Ela também anunciou os seguintes nomes: Jozi Kaingang, chefe de gabinete; Eunice Kerexu, secretária de Direitos Ambientais e Territoriais; Ceiça Pitaguary, secretária de Gestão Ambiental e Territorial Indígena; Juma Xipaia, secretária de Articulação e Promoção de Direitos Indígenas; e Marcos Xukuru, assessor especial.

O secretário-executivo do ministério, como mostrou a Folha, será o advogado Eloy Terena, que defende os indígenas em diversas causas no STF, inclusive o caso do marco temporal.

O movimento indígena, inclusive, vê o nome dele como uma possível indicação para o Supremo. A ideia da direção da Apib é articular para que ele seja um dos cotados nas vagas que irão ser abertas na Corte durante o governo de Lula. O petista fará ao menos duas indicações.

"É urgente promovermos uma cidadania indígena efetiva. Isso não se faz sem demarcação de territórios, proteção e gestão ambiental e territorial, acesso à educação, acesso e permanência à universidade pública, gratuita e de qualidade, ampla cobertura e acesso à saúde integral", completou, antes de encerrar seu discurso colocando um cocar na cabeça de Lula.

O presidente Luiz Inácio Lula da Silva participa da cerimônia de posse das ministras Anielle Franco e Sônia Guajajara no Palácio do Planalto, em Brasília - Gabriela Biló /Folhapress

Como antecipou a Folha, Guajajara foi escolhida para o cargo por Lula após a Apib (Articulação dos Povos Indígenas do Brasil) indicá-la dentro de uma lista tríplice ao lado da deputada federal Joenia Wapichana (Rede-RR) e Weibe Tapeba.

Os outros dois acabaram, respectivamente, com a presidência da Funai (que passou a se chamar, por decisão do atual governo, de Fundação dos Povos Indígenas) e da Sesai (Secretaria de Saúde Indígena).

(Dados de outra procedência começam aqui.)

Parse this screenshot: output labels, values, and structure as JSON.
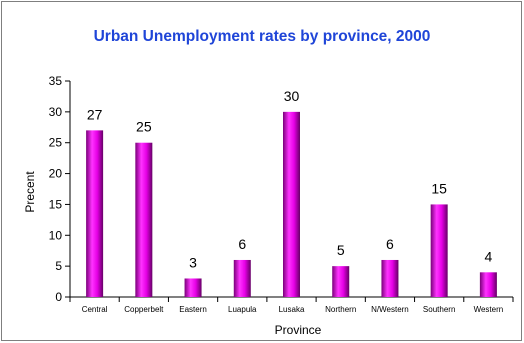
{
  "chart_data": {
    "type": "bar",
    "title": "Urban Unemployment rates by province, 2000",
    "xlabel": "Province",
    "ylabel": "Precent",
    "categories": [
      "Central",
      "Copperbelt",
      "Eastern",
      "Luapula",
      "Lusaka",
      "Northern",
      "N/Western",
      "Southern",
      "Western"
    ],
    "values": [
      27,
      25,
      3,
      6,
      30,
      5,
      6,
      15,
      4
    ],
    "data_labels": [
      "27",
      "25",
      "3",
      "6",
      "30",
      "5",
      "6",
      "15",
      "4"
    ],
    "ylim": [
      0,
      35
    ],
    "yticks": [
      "0",
      "5",
      "10",
      "15",
      "20",
      "25",
      "30",
      "35"
    ],
    "grid": false,
    "bar_color": "#cc00cc"
  }
}
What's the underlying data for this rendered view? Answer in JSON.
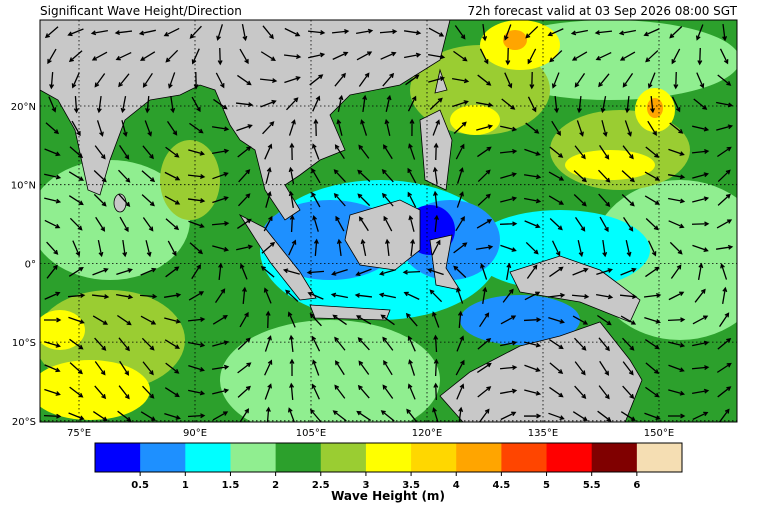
{
  "header": {
    "title": "Significant Wave Height/Direction",
    "valid_time": "72h forecast valid at 03 Sep 2026 08:00 SGT"
  },
  "map": {
    "lon_labels": [
      "75°E",
      "90°E",
      "105°E",
      "120°E",
      "135°E",
      "150°E"
    ],
    "lat_labels": [
      "20°N",
      "10°N",
      "0°",
      "10°S",
      "20°S"
    ]
  },
  "colorbar": {
    "label": "Wave Height (m)",
    "ticks": [
      0.5,
      1,
      1.5,
      2,
      2.5,
      3,
      3.5,
      4,
      4.5,
      5,
      5.5,
      6
    ],
    "colors": [
      "#0000ff",
      "#1e90ff",
      "#00ffff",
      "#90ee90",
      "#2ca02c",
      "#9acd32",
      "#ffff00",
      "#ffd700",
      "#ffa500",
      "#ff4500",
      "#ff0000",
      "#800000",
      "#f5deb3"
    ]
  }
}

A escolha de Guajajara, no entanto, chegou a causar algum atrito dentro do movimento indígena. Lideranças vieram à público afirmar que entendiam que ela, que foi eleita deputada federal por São Paulo, deveria manter seu mandato na Câmara, enquanto Wapichana, que não conseguiu se reeleger, deveria assumir o ministério.

À Folha, a ministra afirmou que vê como normais as críticas. Também se comprometeu a revisar os nomes de militares alocados na gestão Bolsonaro dentro da Funai. "Acabou a era militar, são novos tempos. Esses cargos serão ocupados por indígenas ou por pessoas não indígenas indicadas pelos indígenas", afirmou.

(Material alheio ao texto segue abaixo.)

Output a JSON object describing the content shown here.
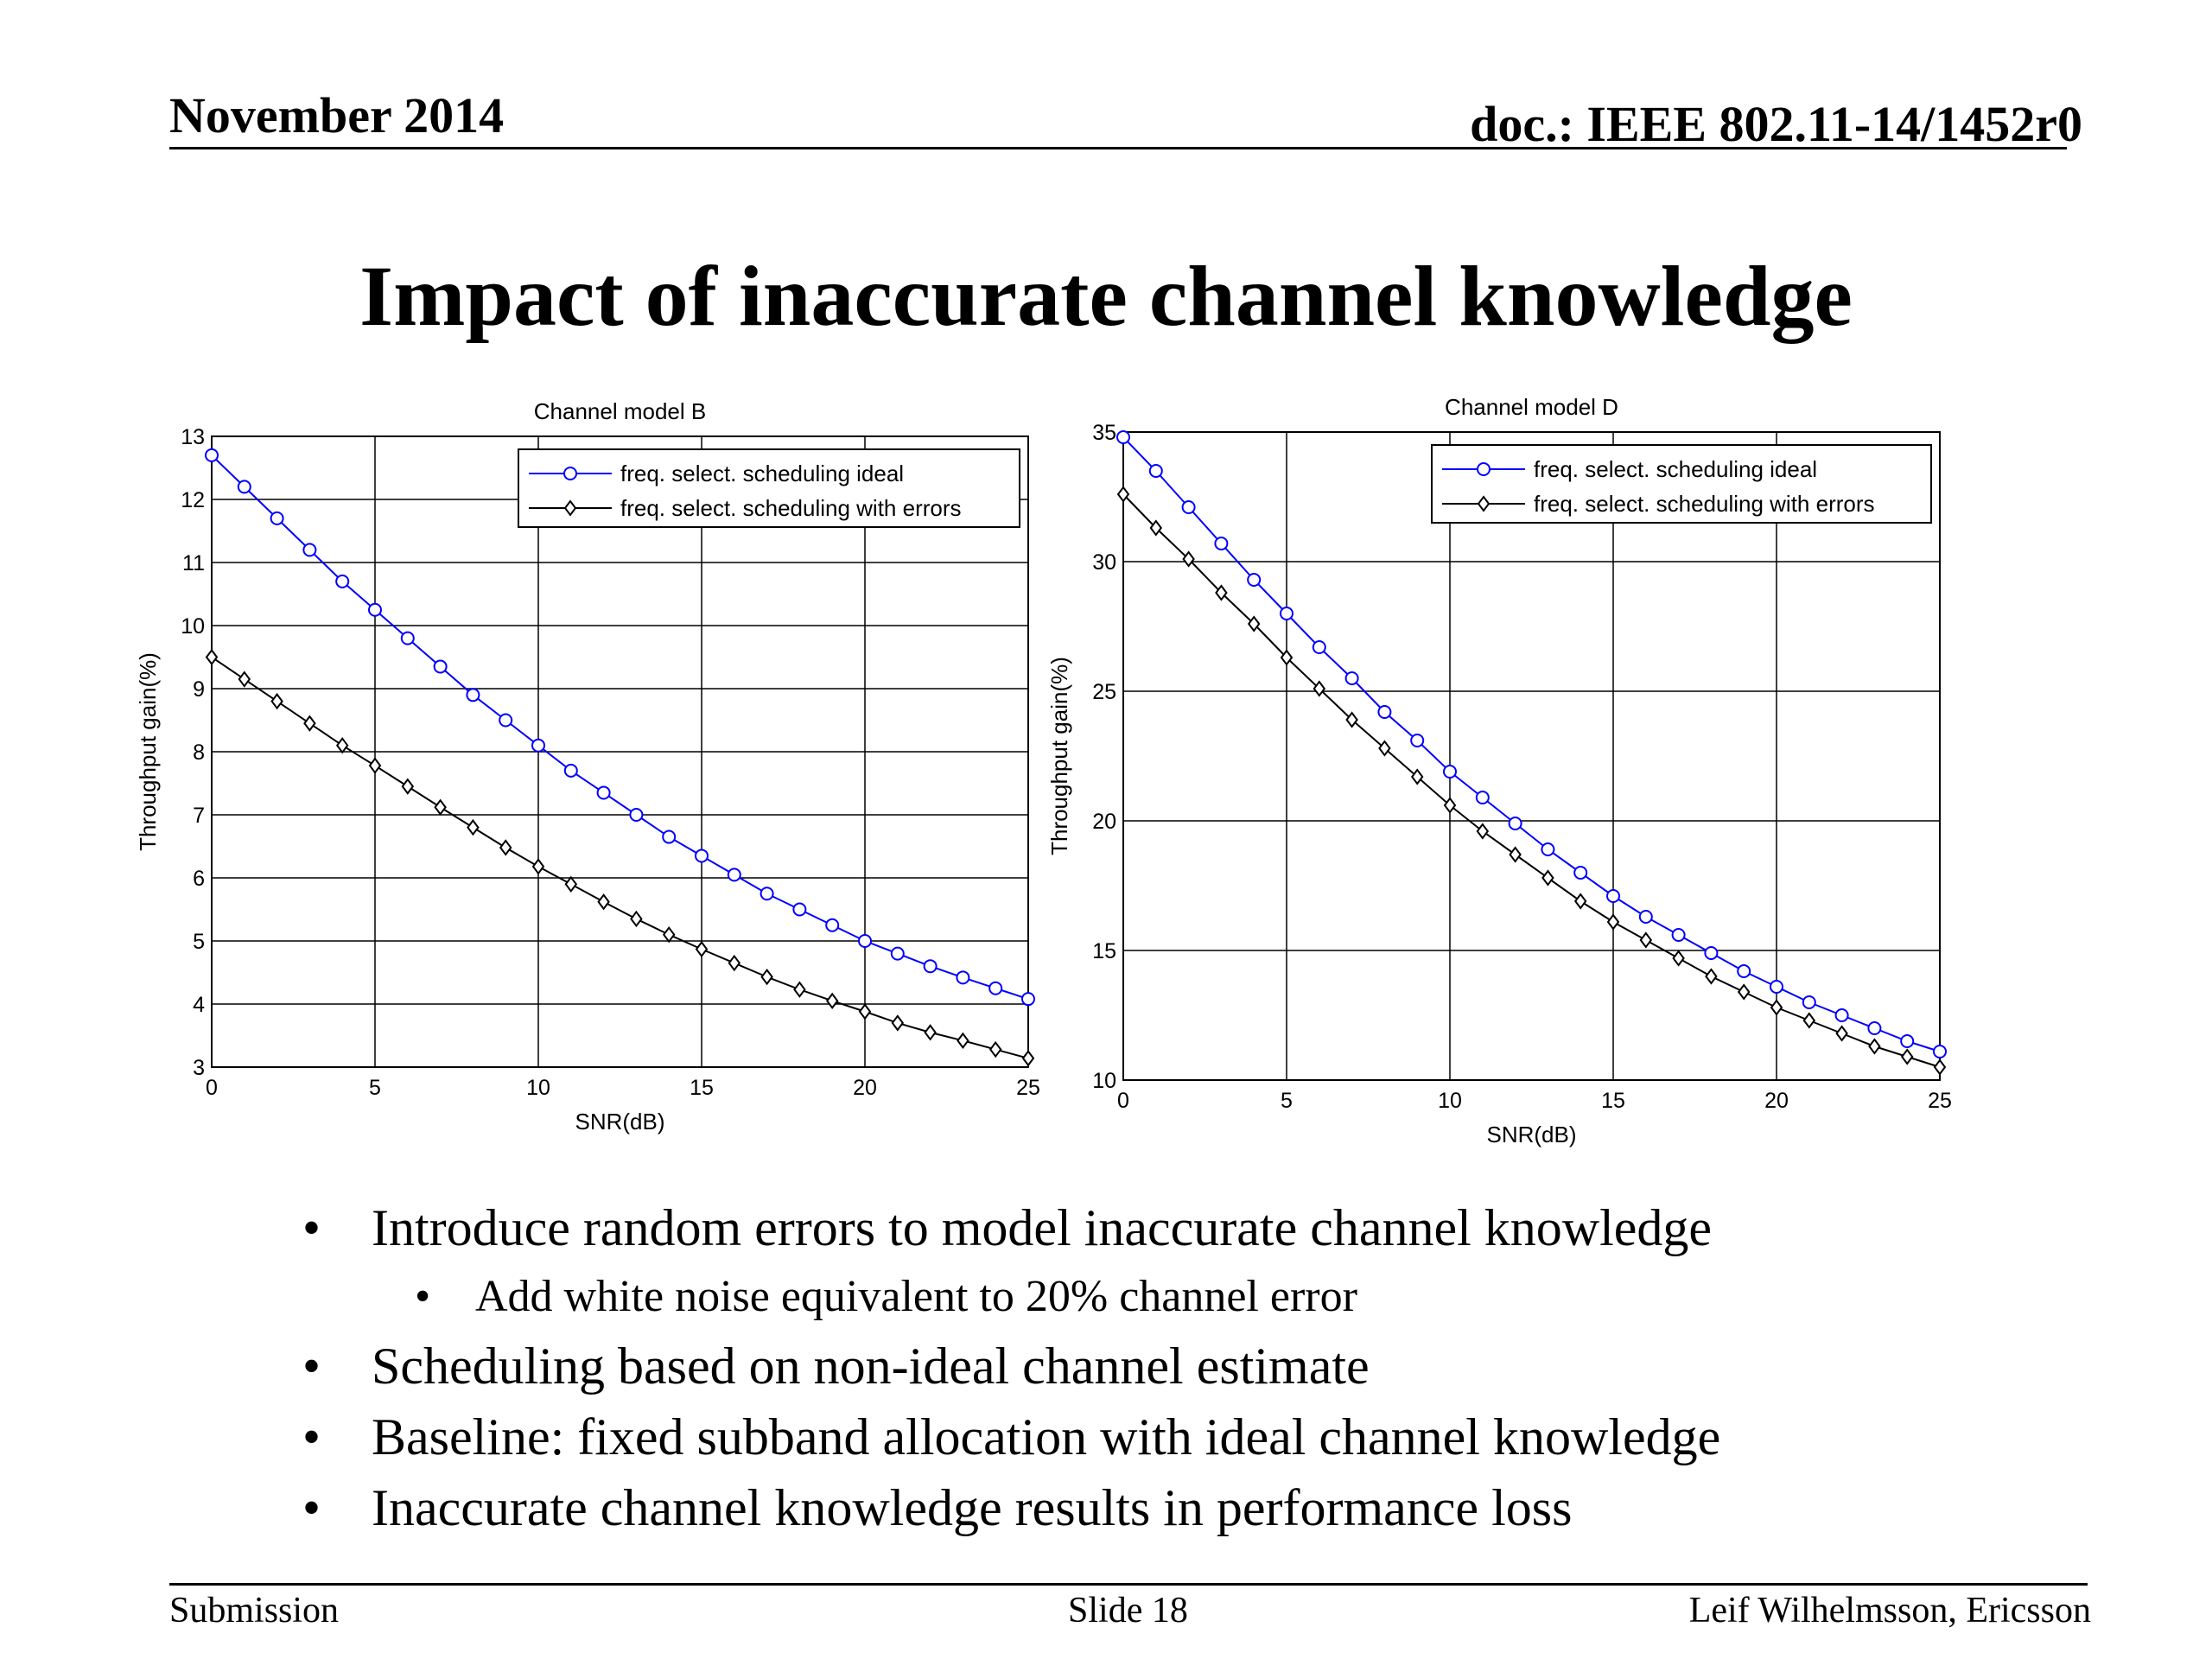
{
  "header": {
    "date": "November 2014",
    "doc": "doc.: IEEE 802.11-14/1452r0"
  },
  "slide_title": "Impact of inaccurate channel knowledge",
  "bullets": [
    {
      "text": "Introduce random errors to model inaccurate channel knowledge",
      "level": 1
    },
    {
      "text": "Add white noise equivalent to 20% channel error",
      "level": 2
    },
    {
      "text": "Scheduling based on non-ideal channel estimate",
      "level": 1
    },
    {
      "text": "Baseline: fixed subband allocation with ideal channel knowledge",
      "level": 1
    },
    {
      "text": "Inaccurate channel knowledge results in performance loss",
      "level": 1
    }
  ],
  "footer": {
    "left": "Submission",
    "center": "Slide 18",
    "right": "Leif Wilhelmsson, Ericsson"
  },
  "colors": {
    "ideal": "#0000ff",
    "errors": "#000000",
    "grid": "#000000"
  },
  "chart_data": [
    {
      "type": "line",
      "title": "Channel model B",
      "xlabel": "SNR(dB)",
      "ylabel": "Throughput gain(%)",
      "xlim": [
        0,
        25
      ],
      "ylim": [
        3,
        13
      ],
      "xticks": [
        0,
        5,
        10,
        15,
        20,
        25
      ],
      "yticks": [
        3,
        4,
        5,
        6,
        7,
        8,
        9,
        10,
        11,
        12,
        13
      ],
      "grid": true,
      "legend_position": "top-right",
      "x": [
        0,
        1,
        2,
        3,
        4,
        5,
        6,
        7,
        8,
        9,
        10,
        11,
        12,
        13,
        14,
        15,
        16,
        17,
        18,
        19,
        20,
        21,
        22,
        23,
        24,
        25
      ],
      "series": [
        {
          "name": "freq. select. scheduling ideal",
          "color": "#0000ff",
          "marker": "circle",
          "values": [
            12.7,
            12.2,
            11.7,
            11.2,
            10.7,
            10.25,
            9.8,
            9.35,
            8.9,
            8.5,
            8.1,
            7.7,
            7.35,
            7.0,
            6.65,
            6.35,
            6.05,
            5.75,
            5.5,
            5.25,
            5.0,
            4.8,
            4.6,
            4.42,
            4.25,
            4.08
          ]
        },
        {
          "name": "freq. select. scheduling with errors",
          "color": "#000000",
          "marker": "diamond",
          "values": [
            9.5,
            9.15,
            8.8,
            8.45,
            8.1,
            7.78,
            7.45,
            7.12,
            6.8,
            6.48,
            6.18,
            5.9,
            5.62,
            5.35,
            5.1,
            4.87,
            4.65,
            4.43,
            4.23,
            4.05,
            3.88,
            3.7,
            3.55,
            3.42,
            3.28,
            3.14
          ]
        }
      ]
    },
    {
      "type": "line",
      "title": "Channel model D",
      "xlabel": "SNR(dB)",
      "ylabel": "Throughput gain(%)",
      "xlim": [
        0,
        25
      ],
      "ylim": [
        10,
        35
      ],
      "xticks": [
        0,
        5,
        10,
        15,
        20,
        25
      ],
      "yticks": [
        10,
        15,
        20,
        25,
        30,
        35
      ],
      "grid": true,
      "legend_position": "top-right",
      "x": [
        0,
        1,
        2,
        3,
        4,
        5,
        6,
        7,
        8,
        9,
        10,
        11,
        12,
        13,
        14,
        15,
        16,
        17,
        18,
        19,
        20,
        21,
        22,
        23,
        24,
        25
      ],
      "series": [
        {
          "name": "freq. select. scheduling ideal",
          "color": "#0000ff",
          "marker": "circle",
          "values": [
            34.8,
            33.5,
            32.1,
            30.7,
            29.3,
            28.0,
            26.7,
            25.5,
            24.2,
            23.1,
            21.9,
            20.9,
            19.9,
            18.9,
            18.0,
            17.1,
            16.3,
            15.6,
            14.9,
            14.2,
            13.6,
            13.0,
            12.5,
            12.0,
            11.5,
            11.1
          ]
        },
        {
          "name": "freq. select. scheduling with errors",
          "color": "#000000",
          "marker": "diamond",
          "values": [
            32.6,
            31.3,
            30.1,
            28.8,
            27.6,
            26.3,
            25.1,
            23.9,
            22.8,
            21.7,
            20.6,
            19.6,
            18.7,
            17.8,
            16.9,
            16.1,
            15.4,
            14.7,
            14.0,
            13.4,
            12.8,
            12.3,
            11.8,
            11.3,
            10.9,
            10.5
          ]
        }
      ]
    }
  ]
}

Guajajara assume um ministério inédito, criado por Lula após quatro anos de governo Bolsonaro no qual nenhuma nova terra indígena foi demarcada —pelo contrário, na última gestão o número de invasões aos territórios e de violências contra indígenas registrou recordes.

Para a ministra, a situação mais crítica acontece nas áreas dos Yanomami, em Roraima, e Munduruku, que fica na Amazônia e principalmente no Pará. As áreas vêm sendo fortemente afetadas pelo garimpo ilegal, que foi também impulsionado pelo ex-presidente e seus aliados.